Eigenvalue question

1. Oct 31, 2012

matematikuvol

If $\hat{A}\vec{X}=\lambda\vec{X}$ then $\hat{A}^{-1}\vec{X}=\frac{1}{\lambda}\vec{X}$

And what if $\lambda=0$?

2. Oct 31, 2012

micromass

Staff Emeritus
0 can never be an eigenvalue of an invertible matrix. So if $\lambda=0$, then $\hat{A}$ is not invertible, so $\hat{A}^{-1}$ makes no sense.

3. Nov 1, 2012

matematikuvol

Is there some easy way to see that?

4. Nov 1, 2012

AlephZero

If $X$ is an eigenvector of $A$ with eigenvalue zero, then $AX = 0$ and $X \ne 0$.

But if $A$ is non-singular, then $X = A^{-1}0 = 0$.
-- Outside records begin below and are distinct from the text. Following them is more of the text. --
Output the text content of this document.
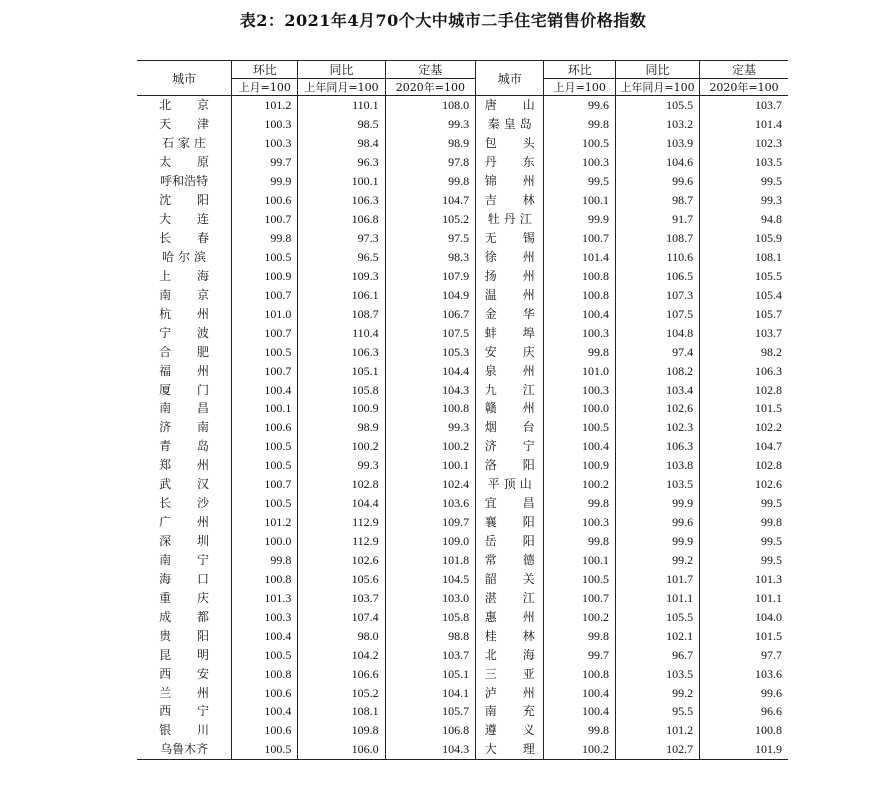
表2：2021年4月70个大中城市二手住宅销售价格指数
城市	环比	同比	定基	城市	环比	同比	定基
	上月=100	上年同月=100	2020年=100		上月=100	上年同月=100	2020年=100
北 京	101.2	110.1	108.0	唐 山	99.6	105.5	103.7
天 津	100.3	98.5	99.3	秦皇岛	99.8	103.2	101.4
石家庄	100.3	98.4	98.9	包 头	100.5	103.9	102.3
太 原	99.7	96.3	97.8	丹 东	100.3	104.6	103.5
呼和浩特	99.9	100.1	99.8	锦 州	99.5	99.6	99.5
沈 阳	100.6	106.3	104.7	吉 林	100.1	98.7	99.3
大 连	100.7	106.8	105.2	牡丹江	99.9	91.7	94.8
长 春	99.8	97.3	97.5	无 锡	100.7	108.7	105.9
哈尔滨	100.5	96.5	98.3	徐 州	101.4	110.6	108.1
上 海	100.9	109.3	107.9	扬 州	100.8	106.5	105.5
南 京	100.7	106.1	104.9	温 州	100.8	107.3	105.4
杭 州	101.0	108.7	106.7	金 华	100.4	107.5	105.7
宁 波	100.7	110.4	107.5	蚌 埠	100.3	104.8	103.7
合 肥	100.5	106.3	105.3	安 庆	99.8	97.4	98.2
福 州	100.7	105.1	104.4	泉 州	101.0	108.2	106.3
厦 门	100.4	105.8	104.3	九 江	100.3	103.4	102.8
南 昌	100.1	100.9	100.8	赣 州	100.0	102.6	101.5
济 南	100.6	98.9	99.3	烟 台	100.5	102.3	102.2
青 岛	100.5	100.2	100.2	济 宁	100.4	106.3	104.7
郑 州	100.5	99.3	100.1	洛 阳	100.9	103.8	102.8
武 汉	100.7	102.8	102.4	平顶山	100.2	103.5	102.6
长 沙	100.5	104.4	103.6	宜 昌	99.8	99.9	99.5
广 州	101.2	112.9	109.7	襄 阳	100.3	99.6	99.8
深 圳	100.0	112.9	109.0	岳 阳	99.8	99.9	99.5
南 宁	99.8	102.6	101.8	常 德	100.1	99.2	99.5
海 口	100.8	105.6	104.5	韶 关	100.5	101.7	101.3
重 庆	101.3	103.7	103.0	湛 江	100.7	101.1	101.1
成 都	100.3	107.4	105.8	惠 州	100.2	105.5	104.0
贵 阳	100.4	98.0	98.8	桂 林	99.8	102.1	101.5
昆 明	100.5	104.2	103.7	北 海	99.7	96.7	97.7
西 安	100.8	106.6	105.1	三 亚	100.8	103.5	103.6
兰 州	100.6	105.2	104.1	泸 州	100.4	99.2	99.6
西 宁	100.4	108.1	105.7	南 充	100.4	95.5	96.6
银 川	100.6	109.8	106.8	遵 义	99.8	101.2	100.8
乌鲁木齐	100.5	106.0	104.3	大 理	100.2	102.7	101.9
For any matrix $A$, only one of the above can be true.

5. Nov 1, 2012

homeomorphic

To put it less formally (but perhaps less transparently if you haven't gone far in linear algebra yet), in order for a matrix to have an inverse, it has to be associated to a one to one linear transformation. If you can hit a vector, v, with a linear map T and kill it (make it zero), then you hit λv with T and kill it for any scalar λ, so the map is not one to one because the pre-image of 0 (or any other vector) contains at least one parameter worth of stuff.